Design space Von Mises stress — max 21.96 MPa at pivot
Topology optimization material removal results — left and right arms
Arm deflection comparison — left and right caliper arms (mm). High deflection directly reduces clamp force and increases stopping distance.
Iteration 1
The first iteration prioritized mass reduction above all else — thin arms following the TO load paths, minimal cross-section, large fillets at geometry transitions. Cost, weight, volume, and aesthetics all passed. However, during pre-test loading, one arm snapped. The caliper was too flexible to generate sufficient clamp force: stopping distance came to 46.48 m — more than triple the marginal limit. The bottom-out force of 80 N was below the 95 N marginal value.
Iteration 1 CAD — simple L-bracket geometry prioritizing mass minimization. Arms proved too thin to generate sufficient braking force.

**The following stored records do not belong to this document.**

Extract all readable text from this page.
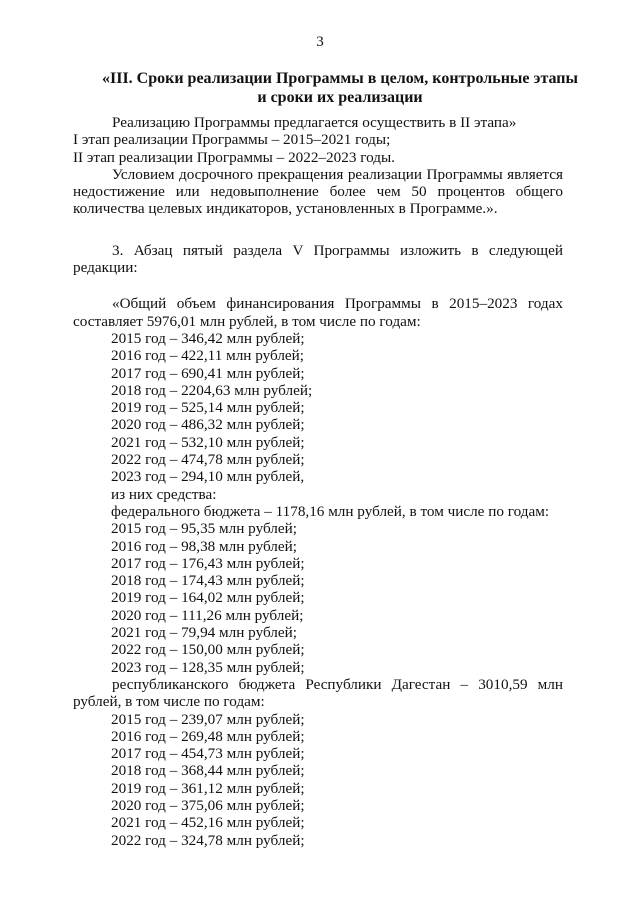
3
«III. Сроки реализации Программы в целом, контрольные этапы
и сроки их реализации

Реализацию Программы предлагается осуществить в II этапа»

I этап реализации Программы – 2015–2021 годы;

II этап реализации Программы – 2022–2023 годы.

Условием досрочного прекращения реализации Программы является

недостижение или недовыполнение более чем 50 процентов общего

количества целевых индикаторов, установленных в Программе.».

3. Абзац пятый раздела V Программы изложить в следующей

редакции:

«Общий объем финансирования Программы в 2015–2023 годах

составляет 5976,01 млн рублей, в том числе по годам:

2015 год – 346,42 млн рублей;

2016 год – 422,11 млн рублей;

2017 год – 690,41 млн рублей;

2018 год – 2204,63 млн рублей;

2019 год – 525,14 млн рублей;

2020 год – 486,32 млн рублей;

2021 год – 532,10 млн рублей;

2022 год – 474,78 млн рублей;

2023 год – 294,10 млн рублей,

из них средства:

федерального бюджета – 1178,16 млн рублей, в том числе по годам:

2015 год – 95,35 млн рублей;

2016 год – 98,38 млн рублей;

2017 год – 176,43 млн рублей;

2018 год – 174,43 млн рублей;

2019 год – 164,02 млн рублей;

2020 год – 111,26 млн рублей;

2021 год – 79,94 млн рублей;

2022 год – 150,00 млн рублей;

2023 год – 128,35 млн рублей;

республиканского бюджета Республики Дагестан – 3010,59 млн

рублей, в том числе по годам:

2015 год – 239,07 млн рублей;

2016 год – 269,48 млн рублей;

2017 год – 454,73 млн рублей;

2018 год – 368,44 млн рублей;

2019 год – 361,12 млн рублей;

2020 год – 375,06 млн рублей;

2021 год – 452,16 млн рублей;

2022 год – 324,78 млн рублей;
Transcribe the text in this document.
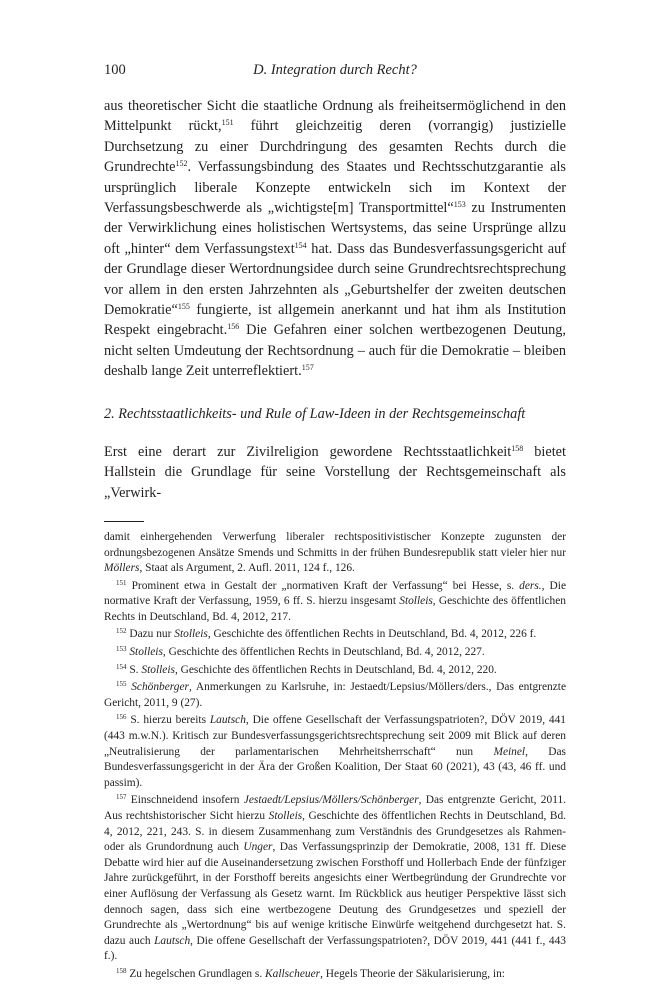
100	D. Integration durch Recht?

aus theoretischer Sicht die staatliche Ordnung als freiheitsermöglichend in den Mittelpunkt rückt,$^{151}$ führt gleichzeitig deren (vorrangig) justizielle Durchsetzung zu einer Durchdringung des gesamten Rechts durch die Grundrechte$^{152}$. Verfassungsbindung des Staates und Rechtsschutzgarantie als ursprünglich liberale Konzepte entwickeln sich im Kontext der Verfassungsbeschwerde als „wichtigste[m] Transportmittel“$^{153}$ zu Instrumenten der Verwirklichung eines holistischen Wertsystems, das seine Ursprünge allzu oft „hinter“ dem Verfassungstext$^{154}$ hat. Dass das Bundesverfassungsgericht auf der Grundlage dieser Wertordnungsidee durch seine Grundrechtsrechtsprechung vor allem in den ersten Jahrzehnten als „Geburtshelfer der zweiten deutschen Demokratie“$^{155}$ fungierte, ist allgemein anerkannt und hat ihm als Institution Respekt eingebracht.$^{156}$ Die Gefahren einer solchen wertbezogenen Deutung, nicht selten Umdeutung der Rechtsordnung – auch für die Demokratie – bleiben deshalb lange Zeit unterreflektiert.$^{157}$

2. Rechtsstaatlichkeits- und Rule of Law-Ideen in der Rechtsgemeinschaft

Erst eine derart zur Zivilreligion gewordene Rechtsstaatlichkeit$^{158}$ bietet Hallstein die Grundlage für seine Vorstellung der Rechtsgemeinschaft als „Verwirk-

damit einhergehenden Verwerfung liberaler rechtspositivistischer Konzepte zugunsten der ordnungsbezogenen Ansätze Smends und Schmitts in der frühen Bundesrepublik statt vieler hier nur Möllers, Staat als Argument, 2. Aufl. 2011, 124 f., 126.
$^{151}$ Prominent etwa in Gestalt der „normativen Kraft der Verfassung“ bei Hesse, s. ders., Die normative Kraft der Verfassung, 1959, 6 ff. S. hierzu insgesamt Stolleis, Geschichte des öffentlichen Rechts in Deutschland, Bd. 4, 2012, 217.
$^{152}$ Dazu nur Stolleis, Geschichte des öffentlichen Rechts in Deutschland, Bd. 4, 2012, 226 f.
$^{153}$ Stolleis, Geschichte des öffentlichen Rechts in Deutschland, Bd. 4, 2012, 227.
$^{154}$ S. Stolleis, Geschichte des öffentlichen Rechts in Deutschland, Bd. 4, 2012, 220.
$^{155}$ Schönberger, Anmerkungen zu Karlsruhe, in: Jestaedt/Lepsius/Möllers/ders., Das entgrenzte Gericht, 2011, 9 (27).
$^{156}$ S. hierzu bereits Lautsch, Die offene Gesellschaft der Verfassungspatrioten?, DÖV 2019, 441 (443 m.w.N.). Kritisch zur Bundesverfassungsgerichtsrechtsprechung seit 2009 mit Blick auf deren „Neutralisierung der parlamentarischen Mehrheitsherrschaft“ nun Meinel, Das Bundesverfassungsgericht in der Ära der Großen Koalition, Der Staat 60 (2021), 43 (43, 46 ff. und passim).
$^{157}$ Einschneidend insofern Jestaedt/Lepsius/Möllers/Schönberger, Das entgrenzte Gericht, 2011. Aus rechtshistorischer Sicht hierzu Stolleis, Geschichte des öffentlichen Rechts in Deutschland, Bd. 4, 2012, 221, 243. S. in diesem Zusammenhang zum Verständnis des Grundgesetzes als Rahmen- oder als Grundordnung auch Unger, Das Verfassungsprinzip der Demokratie, 2008, 131 ff. Diese Debatte wird hier auf die Auseinandersetzung zwischen Forsthoff und Hollerbach Ende der fünfziger Jahre zurückgeführt, in der Forsthoff bereits angesichts einer Wertbegründung der Grundrechte vor einer Auflösung der Verfassung als Gesetz warnt. Im Rückblick aus heutiger Perspektive lässt sich dennoch sagen, dass sich eine wertbezogene Deutung des Grundgesetzes und speziell der Grundrechte als „Wertordnung“ bis auf wenige kritische Einwürfe weitgehend durchgesetzt hat. S. dazu auch Lautsch, Die offene Gesellschaft der Verfassungspatrioten?, DÖV 2019, 441 (441 f., 443 f.).
$^{158}$ Zu hegelschen Grundlagen s. Kallscheuer, Hegels Theorie der Säkularisierung, in:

| Metric | Ideal | Marginal | Iter. 1 | Status |
|---|---|---|---|---|
| Cost | $15.00 | $24.00 | $8.20 | PASS |
| Stopping distance | 13.38 m | 15 m | 46.48 m | FAIL |
| Weight | 300 g | 400 g | 27.2 g | PASS |
| Volume | 297 cm³ | 396 cm³ | 26.71 cm³ | PASS |
| Aesthetic satisfaction | 80% | 50% | 85% | PASS |
| Bottom-out force | 100 N | 95 N | 80 N | FAIL |
Iteration 2
The redesign made the opposite tradeoffs: overall geometry roughly doubled in mass, material was concentrated near the brake pad contact points and pivot holes, and the arm cross-sections were substantially thickened. A truss-like structure was introduced for the left caliper and the right caliper was made more robust throughout. The goal was not minimalism — it was generating enough clamp force to stop a bicycle.
Iteration 2 CAD — thickened arms and material concentrated at high-load regions
Von Mises stress distribution — left and right caliper arms under braking load
| Metric | Ideal | Marginal | Iter. 1 | Iter. 2 | Status |
|---|---|---|---|---|---|
| Cost | $15.00 | $24.00 | $8.20 | $21.40 | PASS |
| Stopping distance | 13.38 m | 15 m | 46.48 m | 13.3 m | MEETS IDEAL |
| Weight | 300 g | 400 g | 27.2 g | 139.7 g | PASS |
| Volume | 297 cm³ | 396 cm³ | 26.71 cm³ | 138.3 cm³ | PASS |
| Aesthetic satisfaction | 80% | 50% | 85% | 80% | PASS |
| Bottom-out force | 100 N | 95 N | 80 N | 150 N | EXCEEDS IDEAL |
Final Physical Result
The final Iteration 2 calipers were printed in Nylon 12 via SLS and mounted to a bicycle for ISO 4210 compliance testing. During the test, they successfully stopped a bicycle cruising at 25 kph in 13.3 m — meeting the ideal stopping distance target and producing a bottom-out force of 150 N, well above the 100 N ideal. The test confirmed that stiffness, not mass minimization, is the governing design requirement for a functional brake caliper.
Final Nylon 12 SLS-printed calipers — left and right arms, Iteration 2
Reflection
The first design optimized aggressively for mass and produced a part that could not stop a bicycle. The redesign made the opposite tradeoffs — and worked. The lesson: verify functional performance against the primary metric before lightweighting. A lightweight brake that doesn't brake isn't a brake.
Topology optimization was useful for identifying load paths but requires engineering judgment to interpret correctly. Stress singularities around pivot holes look alarming in simulation — they do not indicate real failure in a manufactured part with proper geometry. Distinguishing numerical artifacts from real failure modes is a critical skill.
The final design's high factor of safety reveals material overuse. Future work would use topology optimization not to reduce weight arbitrarily, but to redistribute material more precisely — concentrating it near the pivot and pad contacts while removing it from low-stress regions on the sides, bringing cost back under the marginal target.